Kerner stand im Zeitlupentempo auf. Ohne groß nachzudenken, ließ er mit einer Hand das Küchenmesser im Ärmel seines Hemdes verschwinden, wo er es hinter dem Armband seiner Uhr festklemmte. Simon Kerner schoss Adrenalin ein und übergangslos kam er in den Kampfmodus. Vorsichtig blickte er hinter sich.

„Jetzt mach dir nicht gleich in die Hosen!“, erklärte der Maskierte, der Kerners langsame Bewegungen als Ausdruck seiner Furcht betrachtete. „Los, komm rüber ins Wohnzimmer!“

Ohne Kommentar folgte Kerner dem Mann, der rückwärts vor ihm herging, dabei musterte er seinen Revolver. Ein größeres Kaliber mit Schalldämpfer, wie er sehen konnte. Wie es aussah, war der Kerl ein Profi. Er gab sich keine Blöße, die Kerner hätte nutzen können.

„Stehen bleiben!“, verlangte er, dann ging er weiter rückwärts zur Verandatür und öffnete sie. Dabei ließ er Kerner keine Sekunde aus den Augen. Einen Augenblick später kam ein zweiter Mann herein, ebenfalls maskiert, gleichfalls mit einem schallgedämpften Revolver bewaffnet. Seinem Verhalten entnahm Kerner, dass er nicht so routiniert war wie sein Partner. Er zögerte verschiedentlich und sah seinen Kumpan fragend an, weil er offenbar nicht genau wusste, wie er sich verhalten sollte. Er bekam von seinem Anführer ein paar Anweisungen in arabischer Sprache, wie Kerner erkannte.

„Umdrehen, Hände auf den Rücken“, befahl er wieder auf Deutsch.

Offenbar sollte sein Kumpel ihm die Hände auf den Rücken fesseln, denn er zog einen Kabelbinder aus der Oberschenkeltasche seiner Hose. Um dieses Vorhaben zu realisieren, benötigte er allerdings beide Hände, was bedeutete, dass er seinen Revolver ablegen musste. Das war Kerners Chance, denn mit gefesselten Händen würde ein Gegenschlag schwierig werden.

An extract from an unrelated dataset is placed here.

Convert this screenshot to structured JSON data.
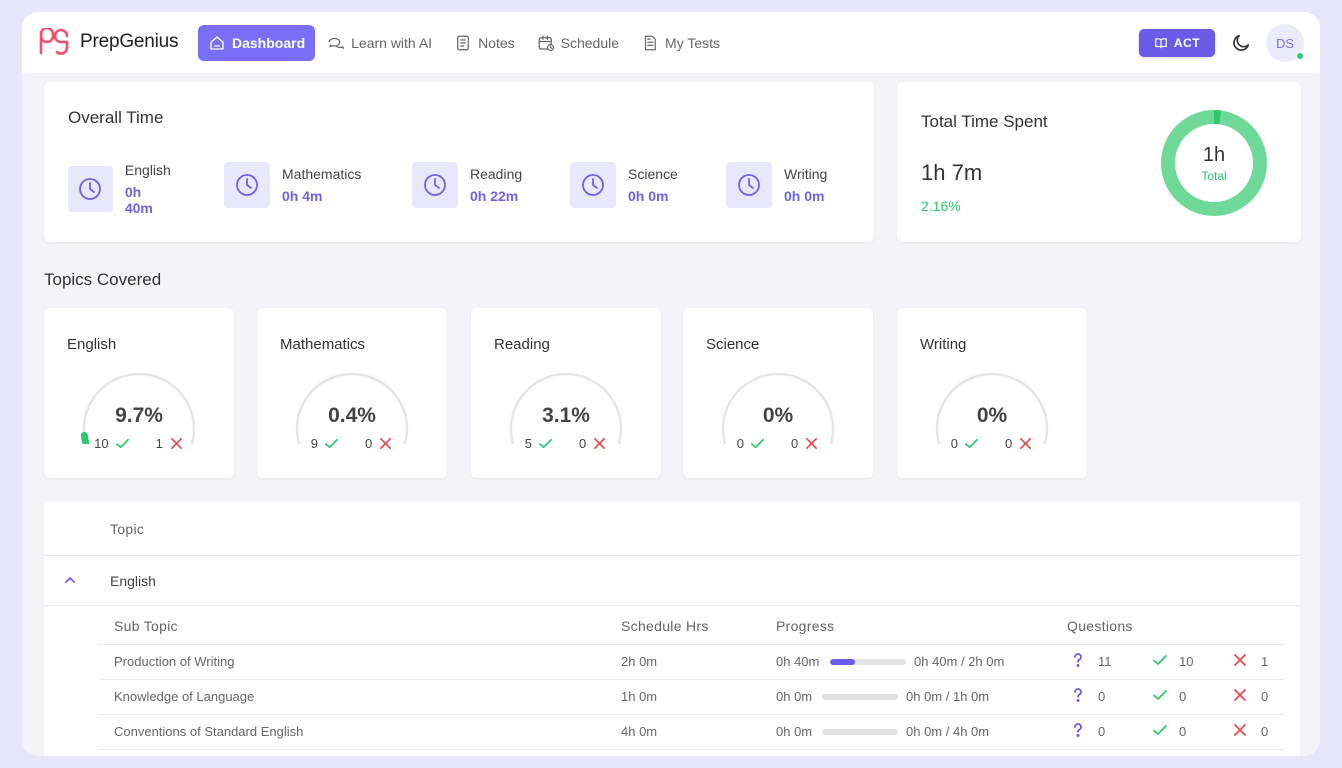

Der Maskierte näherte sich Kerner von hinten. Es sprach für seine Unerfahrenheit, dass er dabei seinem Kollegen direkt in die Schussbahn trat. Der bemerkte dies auch sofort und schrie ihn auf Arabisch an. Dadurch war der Angerufene irritiert, zögerte und ließ seine Waffe etwas sinken. Die Chance für Simon Kerner. Er explodierte regelrecht! Herumwirbeln und die Waffenhand seines Gegners fassen war eine flüssige Bewegung. Kerner entriss ihm den Revolver. Dabei achtete er darauf, dass der Mann zwischen ihm und dem anderen Angreifer stand. Der war total geschockt und riss seinen Revolver in die Höhe. Die beiden Schüsse fielen fast gleichzeitig, so dass sie sich zu einem gemeinsamen Plopp vereinigten. Der Gegner, den Kerner als Schild benutzt hatte, zuckte zusammen und knickte mit einem heiseren Schrei nach vorne ein. Kerner war jetzt schutzlos. Sein Schuss hatte den anderen Mann nicht erkennbar getroffen. Er hatte keine Zeit zum Zielen gehabt. Sein Gegner registrierte, dass er statt Kerner seinen Kumpel getroffen hatte, und zögerte einen Moment.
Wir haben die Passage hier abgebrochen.